EPIC Dataset — Exploratory Data Analysis
eda
python
ics
graphids
EDA of the EPIC (Electric Power and Intelligent Control) ICS/SCADA dataset from iTrust SUTD.
Dataset Overview
The EPIC dataset contains sensor and actuator data collected from the EPIC testbed at iTrust, Singapore University of Technology and Design (SUTD). It monitors an electric power microgrid system with generators, smart home loads, and transmission lines.
- Source: iTrust, SUTD — https://itrust.sutd.edu.sg/testbeds/electric-power-and-intelligent-control-epic/
- File analyzed: Scenario 1 (normal operation, Oct 19 2018)

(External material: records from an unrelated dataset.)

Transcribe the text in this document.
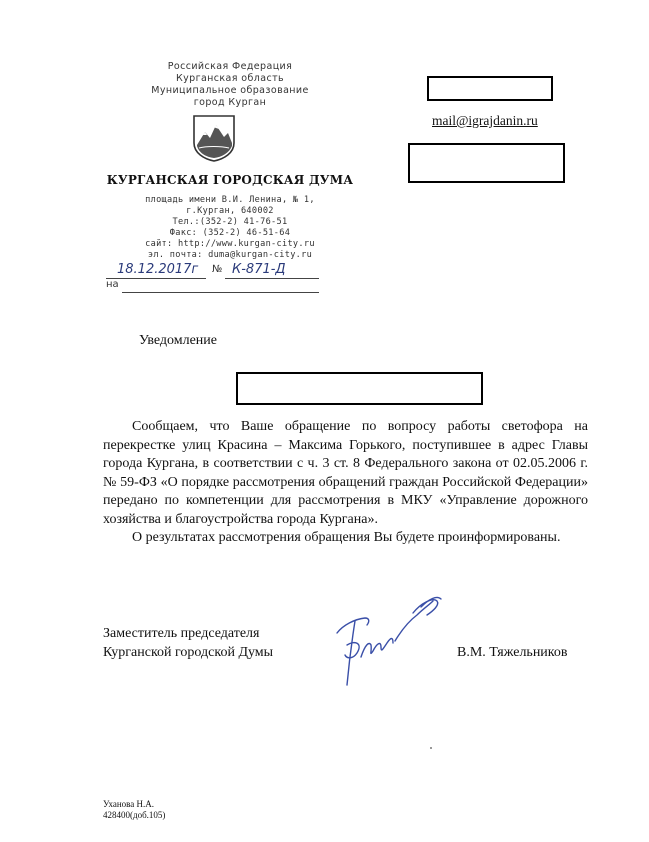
Российская Федерация
Курганская область
Муниципальное образование
город Курган
КУРГАНСКАЯ ГОРОДСКАЯ ДУМА
площадь имени В.И. Ленина, № 1,
г.Курган, 640002
Тел.:(352-2) 41-76-51
Факс: (352-2) 46-51-64
сайт: http://www.kurgan-city.ru
эл. почта: duma@kurgan-city.ru
18.12.2017г № К-871-Д
на
mail@igrajdanin.ru
Уведомление

Сообщаем, что Ваше обращение по вопросу работы светофора на перекрестке улиц Красина – Максима Горького, поступившее в адрес Главы города Кургана, в соответствии с ч. 3 ст. 8 Федерального закона от 02.05.2006 г. № 59-ФЗ «О порядке рассмотрения обращений граждан Российской Федерации» передано по компетенции для рассмотрения в МКУ «Управление дорожного хозяйства и благоустройства города Кургана».

О результатах рассмотрения обращения Вы будете проинформированы.

Заместитель председателя
Курганской городской Думы	В.М. Тяжельников
Уханова Н.А.
428400(доб.105)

- Size: 512 rows × 292 columns
- Sampling rate: ~1 second intervals over 10 minutes
Column Structure
| Category | Count | Examples |
|---|---|---|
| Numeric (Float64) | 154 | Voltage, Current, Power, Frequency |
| Boolean | 122 | Circuit breaker open/close/trip status |
| String | 16 | Timestamp, breaker status codes |
Key Findings
- No missing values — data quality is excellent across all 292 columns
- 6 duplicate rows found and removed in cleaned dataset
- 105 two-second gaps in timeline — sensor occasionally missed one reading per cycle
- Generator G2 inactive in Scenario 1 — all GIED2 columns are zero
- Power ramp-up visible at 14:45 — G1 synchronizes and jumps from ~600W to ~4500W
- Reactive power strongly negatively correlated with real power (r ≈ -1)
- Voltage V1 remains stable and uncorrelated with other sensors throughout
Visualizations
Three charts were created during EDA:
- G1 Real Power Distribution — bimodal histogram showing startup phase vs stable operation
- G1 Power over Time — time series showing sharp ramp-up at synchronization
- Sensor Correlation Heatmap — 8 key sensors showing power/current correlation structure
Notes
Scenario 1 contains only normal operation data with no attack labels. Attack scenarios are available in separate files (Oct 2021 dataset) currently being uploaded by the lab.